Let $\sum_0^\infty$ $a_k$ be a real convergent series. Show that the power series $f(x) := \sum_0^\infty a_k x^k$ is continuous on $[0, 1]$.
I know that within the radius of convergence it is true by uniform continuity of power series. But on the boundary (circle of convergence), this may not be true. How should this be proved?
Also, it should be noted that the series $ \sum_0^\infty|a_k|$ may be divergent.

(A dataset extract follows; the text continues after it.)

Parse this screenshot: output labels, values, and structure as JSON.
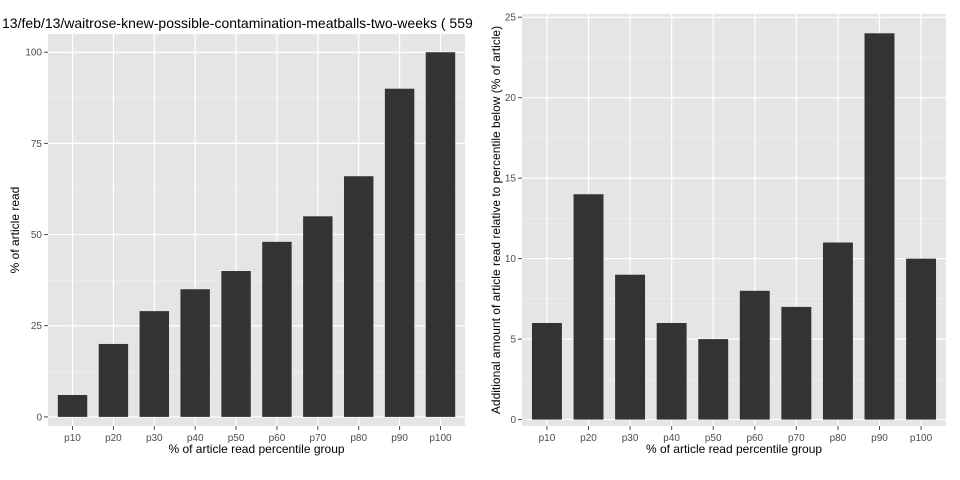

If $\sum_0^\infty a_k$ converges, $\sum_0^\infty a_k x^k$ converges uniformly over $[0,1]$.
Let $\epsilon>0$. Let $r_n=\sum_{k=n}^\infty a_k$.

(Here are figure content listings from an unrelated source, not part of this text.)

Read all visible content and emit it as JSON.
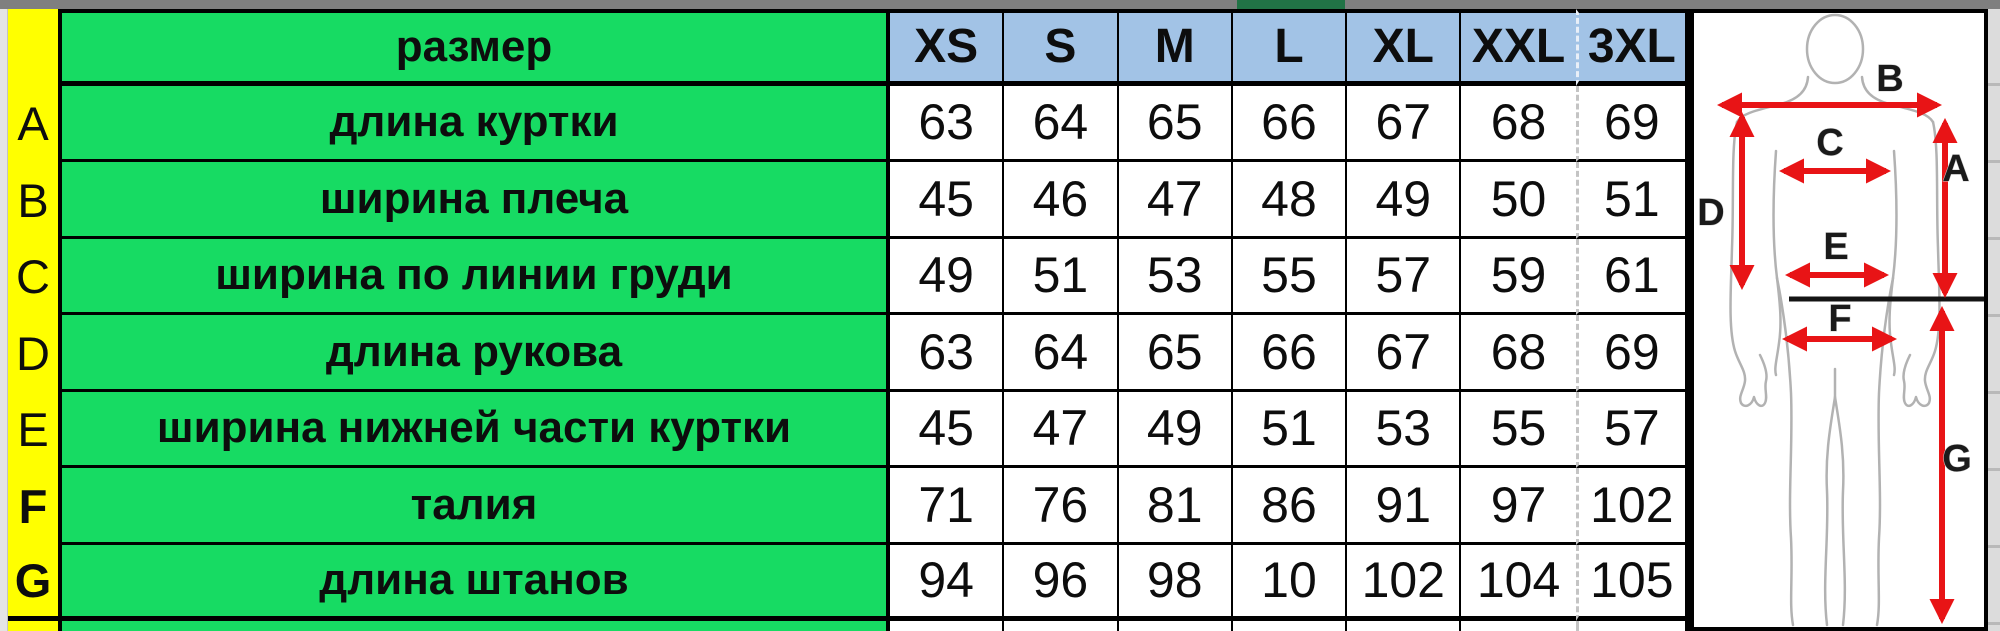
{
  "chart_data": {
    "type": "table",
    "title": "размер",
    "columns": [
      "XS",
      "S",
      "M",
      "L",
      "XL",
      "XXL",
      "3XL"
    ],
    "rows": [
      {
        "letter": "A",
        "label": "длина куртки",
        "values": [
          63,
          64,
          65,
          66,
          67,
          68,
          69
        ]
      },
      {
        "letter": "B",
        "label": "ширина плеча",
        "values": [
          45,
          46,
          47,
          48,
          49,
          50,
          51
        ]
      },
      {
        "letter": "C",
        "label": "ширина по линии груди",
        "values": [
          49,
          51,
          53,
          55,
          57,
          59,
          61
        ]
      },
      {
        "letter": "D",
        "label": "длина рукова",
        "values": [
          63,
          64,
          65,
          66,
          67,
          68,
          69
        ]
      },
      {
        "letter": "E",
        "label": "ширина нижней части куртки",
        "values": [
          45,
          47,
          49,
          51,
          53,
          55,
          57
        ]
      },
      {
        "letter": "F",
        "label": "талия",
        "values": [
          71,
          76,
          81,
          86,
          91,
          97,
          102
        ],
        "bold_letter": true
      },
      {
        "letter": "G",
        "label": "длина штанов",
        "values": [
          94,
          96,
          98,
          10,
          102,
          104,
          105
        ],
        "bold_letter": true
      }
    ]
  },
  "diagram": {
    "arrow_labels": [
      "A",
      "B",
      "C",
      "D",
      "E",
      "F",
      "G"
    ]
  },
  "colors": {
    "row_header_yellow": "#ffff00",
    "label_green": "#17db63",
    "size_header_blue": "#a2c3e6",
    "arrow_red": "#e81416",
    "excel_tab_green": "#217346",
    "chrome_gray": "#7f7f7f"
  }
}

$r_n\to 0$ so there's some $N$ such that $n\geq N \implies |r_n|\leq \epsilon$
Note that
$$\sum_{k=n}^\infty a_k x^k=\sum_{k=n}^\infty (r_k-r_{k+1})x^k=r_nx^n + \sum_{k=n+1}^\infty r_k(x^k-x^{k-1})$$
If $n\geq N$ and $x\in [0,1]$ is arbitrary,
$|r_nx^n|\leq |r_n|\leq \epsilon$ and $$\big|\sum_{k=n+1}^\infty r_k(x^k-x^{k-1}) \big| \leq \sum_{k=n+1}^\infty \big|r_k(x^k-x^{k-1})\big| \leq \epsilon \sum_{k=n+1}^\infty |x^k-x^{k-1}| = \epsilon \sum_{k=n+1}^\infty (x^{k-1} - x^k) = \epsilon x^n \leq \epsilon.$$ Therefore, $$n\geq N \implies \forall x\in [0,1], \left|\sum_{k=n}^\infty a_k x^k \right|\leq 2\epsilon $$
Uniform convergence implies continuity.